Texas seems to be at or near the top of about every major ranking of the states one can find: jobs created, Fortune 500 companies, attracting new business, and overall economic performance. We may even be the national leader in lawsuits against the federal government.
However, one area where Texas notoriously lags behind: the protection of private property rights.
It has been almost six years since the U.S. Supreme Court’s Kelo opinion awoke the nation to the sad state of the country’s eminent domain laws. According to a narrow majority of the Court, the mere possibility that private property might make more money for a developer and a city when put to another use is reason enough for the government to take it away.
Kelo set off a chain reaction of states enacting comprehensive reform to protect property owners who could no longer depend on the U.S. Constitution’s Taking Clause. Florida, South Dakota, New Mexico, and Arizona—among many others, dramatically improved their states’ property rights protections. However, here in Texas, we are still waiting.
Not that Texas hasn’t made some changes. We’ve at least (mostly) banned takings for economic development purposes and required that blight determinations be made on a parcel by parcel basis. The Institute for Justice generously grades us at a B-. However, this ranks us no better than 21st among the states. The fact that we rank ahead of California (D-) and New York (F) is in this case of little comfort to Texas property owners still awaiting comprehensive reform.
Yet there is hope. Texas Gov. Rick Perry has proclaimed eminent domain reform an emergency item for the Texas Legislature, allowing the issue to be considered before other bills can be heard. Because of this, eminent domain reform legislation (SB 18) has already passed the Texas Senate and will be taken up by a Texas House committee on Monday.
While it offers improvement over the status quo, the problem with SB 18 is that it has been highly negotiated by special interests over the last three legislative sessions, resulting in an “agreed upon” bill that people are reluctant to change less someone jump off the bandwagon. However, when one of those on the bandwagon is the Texas Municipal League, how good SB 18 can be? After all, it was TML that proclaimed that Kelo “simply confirms what cities have known all along: under the Fifth Amendment to the U.S. Constitution, economic development can be as much a ‘public use’ as a road, bridge, or water tower.”
One example—the buyback provision—will suffice to show the need to improve SB 18.

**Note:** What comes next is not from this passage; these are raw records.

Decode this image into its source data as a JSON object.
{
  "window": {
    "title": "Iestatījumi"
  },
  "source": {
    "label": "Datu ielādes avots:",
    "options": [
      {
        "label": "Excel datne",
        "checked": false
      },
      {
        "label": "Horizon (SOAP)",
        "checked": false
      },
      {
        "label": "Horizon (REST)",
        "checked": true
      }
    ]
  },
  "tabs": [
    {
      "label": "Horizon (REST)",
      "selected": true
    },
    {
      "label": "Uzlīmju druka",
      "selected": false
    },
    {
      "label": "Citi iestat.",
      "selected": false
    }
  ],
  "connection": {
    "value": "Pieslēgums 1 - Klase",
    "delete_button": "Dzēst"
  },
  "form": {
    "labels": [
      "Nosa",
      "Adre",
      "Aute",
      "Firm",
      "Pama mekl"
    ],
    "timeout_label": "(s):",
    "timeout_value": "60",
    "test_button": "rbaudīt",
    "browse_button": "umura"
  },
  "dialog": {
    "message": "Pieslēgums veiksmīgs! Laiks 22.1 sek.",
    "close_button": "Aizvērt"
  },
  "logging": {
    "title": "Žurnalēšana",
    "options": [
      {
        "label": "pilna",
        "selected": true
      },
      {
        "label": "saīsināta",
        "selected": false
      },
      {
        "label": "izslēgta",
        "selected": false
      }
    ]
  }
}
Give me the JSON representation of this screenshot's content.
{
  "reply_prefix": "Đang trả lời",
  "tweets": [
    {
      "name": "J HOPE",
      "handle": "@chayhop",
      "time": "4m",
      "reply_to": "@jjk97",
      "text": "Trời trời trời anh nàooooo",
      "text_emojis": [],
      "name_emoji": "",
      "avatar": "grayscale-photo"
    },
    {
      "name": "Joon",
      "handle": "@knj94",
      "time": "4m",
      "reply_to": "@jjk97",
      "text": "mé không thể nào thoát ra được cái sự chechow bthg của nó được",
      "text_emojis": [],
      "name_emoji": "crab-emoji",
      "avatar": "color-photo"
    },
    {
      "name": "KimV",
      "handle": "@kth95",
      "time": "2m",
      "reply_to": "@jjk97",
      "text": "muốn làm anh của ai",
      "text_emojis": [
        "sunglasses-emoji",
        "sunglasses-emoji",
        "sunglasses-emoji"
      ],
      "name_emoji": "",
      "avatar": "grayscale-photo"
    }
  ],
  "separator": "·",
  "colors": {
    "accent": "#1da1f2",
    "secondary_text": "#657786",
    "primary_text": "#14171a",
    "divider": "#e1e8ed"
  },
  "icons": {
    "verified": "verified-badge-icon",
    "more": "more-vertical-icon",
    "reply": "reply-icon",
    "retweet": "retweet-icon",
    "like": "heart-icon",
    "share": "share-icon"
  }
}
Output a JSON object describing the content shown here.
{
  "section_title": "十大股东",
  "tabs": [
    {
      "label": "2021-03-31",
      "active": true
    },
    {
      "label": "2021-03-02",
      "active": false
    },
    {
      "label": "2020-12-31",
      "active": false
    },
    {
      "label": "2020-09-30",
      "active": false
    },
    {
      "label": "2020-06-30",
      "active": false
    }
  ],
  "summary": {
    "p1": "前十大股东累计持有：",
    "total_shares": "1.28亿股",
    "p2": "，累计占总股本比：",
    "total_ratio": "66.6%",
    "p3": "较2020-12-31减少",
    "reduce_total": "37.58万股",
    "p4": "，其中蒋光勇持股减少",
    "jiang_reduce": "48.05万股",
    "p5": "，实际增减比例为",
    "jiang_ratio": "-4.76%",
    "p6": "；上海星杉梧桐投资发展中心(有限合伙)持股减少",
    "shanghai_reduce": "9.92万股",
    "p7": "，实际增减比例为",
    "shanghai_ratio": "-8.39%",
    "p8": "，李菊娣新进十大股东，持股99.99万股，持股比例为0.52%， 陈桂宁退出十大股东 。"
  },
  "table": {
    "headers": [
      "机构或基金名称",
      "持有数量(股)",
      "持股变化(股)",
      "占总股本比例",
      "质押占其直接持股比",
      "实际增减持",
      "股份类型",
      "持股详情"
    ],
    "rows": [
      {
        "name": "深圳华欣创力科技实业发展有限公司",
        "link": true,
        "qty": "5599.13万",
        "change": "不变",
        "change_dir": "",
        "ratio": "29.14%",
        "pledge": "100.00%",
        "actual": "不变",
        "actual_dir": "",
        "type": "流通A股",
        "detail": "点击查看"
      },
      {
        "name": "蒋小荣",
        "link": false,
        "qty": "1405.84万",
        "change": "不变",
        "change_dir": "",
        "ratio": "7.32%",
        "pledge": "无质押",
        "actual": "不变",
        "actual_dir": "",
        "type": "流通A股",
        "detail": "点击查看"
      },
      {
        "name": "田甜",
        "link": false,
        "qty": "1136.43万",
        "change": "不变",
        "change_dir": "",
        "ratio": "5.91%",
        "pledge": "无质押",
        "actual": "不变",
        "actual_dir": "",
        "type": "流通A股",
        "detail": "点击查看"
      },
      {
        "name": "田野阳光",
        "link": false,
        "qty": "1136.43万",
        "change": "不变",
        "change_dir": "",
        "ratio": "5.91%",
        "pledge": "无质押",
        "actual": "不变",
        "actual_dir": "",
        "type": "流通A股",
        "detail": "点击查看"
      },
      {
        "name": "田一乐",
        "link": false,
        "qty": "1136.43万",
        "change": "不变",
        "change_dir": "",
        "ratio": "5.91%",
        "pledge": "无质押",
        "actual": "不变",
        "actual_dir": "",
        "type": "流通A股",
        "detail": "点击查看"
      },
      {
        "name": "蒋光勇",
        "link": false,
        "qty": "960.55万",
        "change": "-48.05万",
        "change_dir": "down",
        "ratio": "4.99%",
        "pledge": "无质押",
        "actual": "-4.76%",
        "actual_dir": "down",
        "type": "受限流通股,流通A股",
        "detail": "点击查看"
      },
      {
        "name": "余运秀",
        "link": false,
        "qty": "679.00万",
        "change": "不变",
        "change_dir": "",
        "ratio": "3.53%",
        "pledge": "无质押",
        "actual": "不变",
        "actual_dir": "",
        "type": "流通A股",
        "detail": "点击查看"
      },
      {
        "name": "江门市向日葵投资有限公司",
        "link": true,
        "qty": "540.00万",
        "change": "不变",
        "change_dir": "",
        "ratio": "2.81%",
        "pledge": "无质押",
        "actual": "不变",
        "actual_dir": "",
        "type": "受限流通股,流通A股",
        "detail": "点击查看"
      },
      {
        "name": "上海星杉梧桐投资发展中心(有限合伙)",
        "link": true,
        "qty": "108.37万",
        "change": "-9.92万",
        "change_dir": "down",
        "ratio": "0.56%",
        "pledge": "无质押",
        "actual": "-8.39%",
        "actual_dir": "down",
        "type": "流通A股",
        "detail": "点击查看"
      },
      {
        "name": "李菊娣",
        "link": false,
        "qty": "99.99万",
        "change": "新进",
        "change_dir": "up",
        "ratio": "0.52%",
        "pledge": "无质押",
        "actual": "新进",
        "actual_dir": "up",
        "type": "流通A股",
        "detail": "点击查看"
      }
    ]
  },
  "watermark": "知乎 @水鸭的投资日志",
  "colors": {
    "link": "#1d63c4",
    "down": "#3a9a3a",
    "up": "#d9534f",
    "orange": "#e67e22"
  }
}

Currently, while property can only be taken for a public use, there is no requirement that the property—once taken—must be used for that same use. So, for a real life example, property owners near San Antonio might find their property taken for a reservoir eventually being used for a Toyota plant. SB 18 has a provision to address this problem, but it is unfortunately worse than current law.
According to SB 18, a government entity has to meet two of seven criteria to demonstrate that it is using a property for the public use for which it was taken—and thereby avoid the requirement to offer the property for sale back to the original owner. However, one of those seven criteria is that the government entity pass a resolution saying they will only meet one of the other six! Then four of those six are requirements that the government entity 1) apply for a permit, 2) apply for funds, 3) take two properties for the same use, or 4) hire an architect. No property owner will ever get her property back under SB 18.
There are a lot of ways that SB 18 can be improved. It is important to do so because if there is one area that Texas should be leading the country, it is in the protection of private property rights. Texas’ efforts in promoting deregulation, standing up for Tenth Amendment rights, and keep taxes low have greatly benefited the entire country—both in setting a national example and in providing a place for out-of-work Americans to find a job. Comprehensive reform through an improved SB 18 will set the stage for greater property rights protections across the country, especially in the next area in need of reform, regulatory takings.